I, too, am vertically challenged, so I have worn magni-heels since clogs in the 70s. I went through disco stilettos, pumps, espadrilles, Dr. Scholl's, and now, I love the "names" -- J. Renee, 9 West, Bandolino, Nina. Only I'd get shot for paying sticker price, so I use eBay to get my shoe fix.
The problem now is that I also like to run. Running and "hooker" shoes are not compatible. After 20-something years in my wonderful shoes, my Achilles tendons are a mess. Oh dear, I have Popeye legs, instead of Popeye arms.
I've been actively working to reverse this awful trend for the last six months, but it may take a bit longer to overcome the cultivation of two decades of calf-mismanagement.
And it is not like I can do this without getting noticed. If I walk in somewhere in flat shoes, the first comment I get is, "Gee -- you're short."
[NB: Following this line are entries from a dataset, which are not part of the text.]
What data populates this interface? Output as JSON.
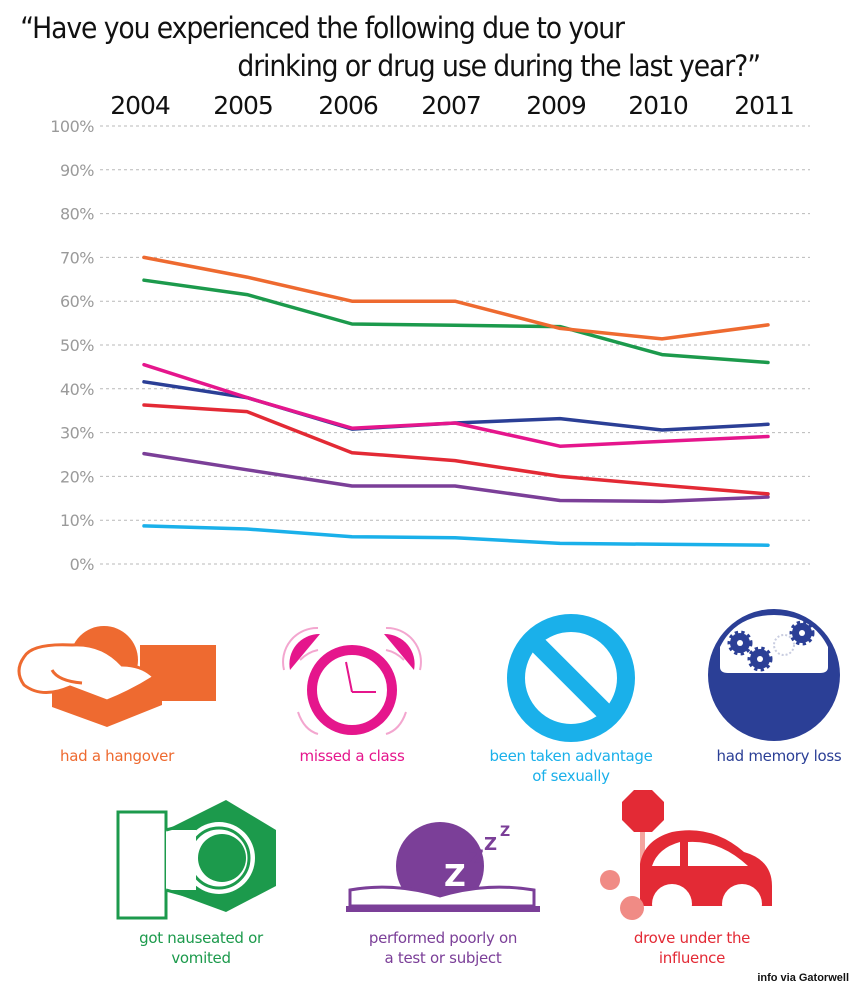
{
  "title": {
    "line1": "“Have you experienced the following due to your",
    "line2": "drinking or drug use during the last year?”"
  },
  "chart_data": {
    "type": "line",
    "title": "“Have you experienced the following due to your drinking or drug use during the last year?”",
    "xlabel": "",
    "ylabel": "",
    "categories": [
      "2004",
      "2005",
      "2006",
      "2007",
      "2009",
      "2010",
      "2011"
    ],
    "y_ticks": [
      "0%",
      "10%",
      "20%",
      "30%",
      "40%",
      "50%",
      "60%",
      "70%",
      "80%",
      "90%",
      "100%"
    ],
    "ylim": [
      0,
      100
    ],
    "grid": true,
    "x_axis_position": "top",
    "series": [
      {
        "name": "had a hangover",
        "color": "#ee6a30",
        "values": [
          70,
          65.5,
          60,
          60,
          53.8,
          51.4,
          54.6
        ]
      },
      {
        "name": "got nauseated or vomited",
        "color": "#1c9a4c",
        "values": [
          64.8,
          61.5,
          54.8,
          54.5,
          54.2,
          47.8,
          46
        ]
      },
      {
        "name": "missed a class",
        "color": "#e5168c",
        "values": [
          45.5,
          38,
          31,
          32.2,
          26.9,
          28,
          29.1
        ]
      },
      {
        "name": "had memory loss",
        "color": "#2b3f96",
        "values": [
          41.6,
          38,
          30.8,
          32.2,
          33.2,
          30.6,
          31.9
        ]
      },
      {
        "name": "drove under the influence",
        "color": "#e32a35",
        "values": [
          36.3,
          34.8,
          25.4,
          23.6,
          20,
          18,
          16
        ]
      },
      {
        "name": "performed poorly on a test or subject",
        "color": "#7b3f98",
        "values": [
          25.2,
          21.5,
          17.8,
          17.8,
          14.5,
          14.3,
          15.3
        ]
      },
      {
        "name": "been taken advantage of sexually",
        "color": "#1ab0ea",
        "values": [
          8.7,
          8,
          6.2,
          6,
          4.7,
          4.5,
          4.3
        ]
      }
    ]
  },
  "legend": {
    "hangover": {
      "line1": "had a hangover",
      "line2": "",
      "color": "#ee6a30",
      "icon": "pillow-head-icon"
    },
    "missed_class": {
      "line1": "missed a class",
      "line2": "",
      "color": "#e5168c",
      "icon": "alarm-clock-icon"
    },
    "sexual": {
      "line1": "been taken advantage",
      "line2": "of sexually",
      "color": "#1ab0ea",
      "icon": "prohibited-icon"
    },
    "memory": {
      "line1": "had memory loss",
      "line2": "",
      "color": "#2b3f96",
      "icon": "brain-gears-icon"
    },
    "nauseated": {
      "line1": "got nauseated or",
      "line2": "vomited",
      "color": "#1c9a4c",
      "icon": "toilet-icon"
    },
    "test": {
      "line1": "performed poorly on",
      "line2": "a test or subject",
      "color": "#7b3f98",
      "icon": "sleeping-on-book-icon"
    },
    "drove": {
      "line1": "drove under the",
      "line2": "influence",
      "color": "#e32a35",
      "icon": "car-crash-icon"
    }
  },
  "credit": "info via Gatorwell"
}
And then, inevitably, I have to explain that my wonder-shoes are in hibernation until I can get my legs rehabilitated. And I miss my foot-couture. I'm trying to find a nice happy medium; but it seems like all shoes look athletic, orthopedic, or naughty.
My problem is that I don't want to be caught dead in the first two, so I risk being wobbly and warped by insisting on wearing the others!
Jane Austen once said, "Vanity and pride are different things, though the words are often used synonymously. A person may be proud without being vain. Pride relates more to our opinion of ourselves, vanity, to what we would have others think of us."
I think others may just have to get used to thinking of me as short. Maybe I can find some appropriately awesome flipflops.
Denese Rodgers is executive director of Connecting Henry, a social-services, networking, community organization in Henry County.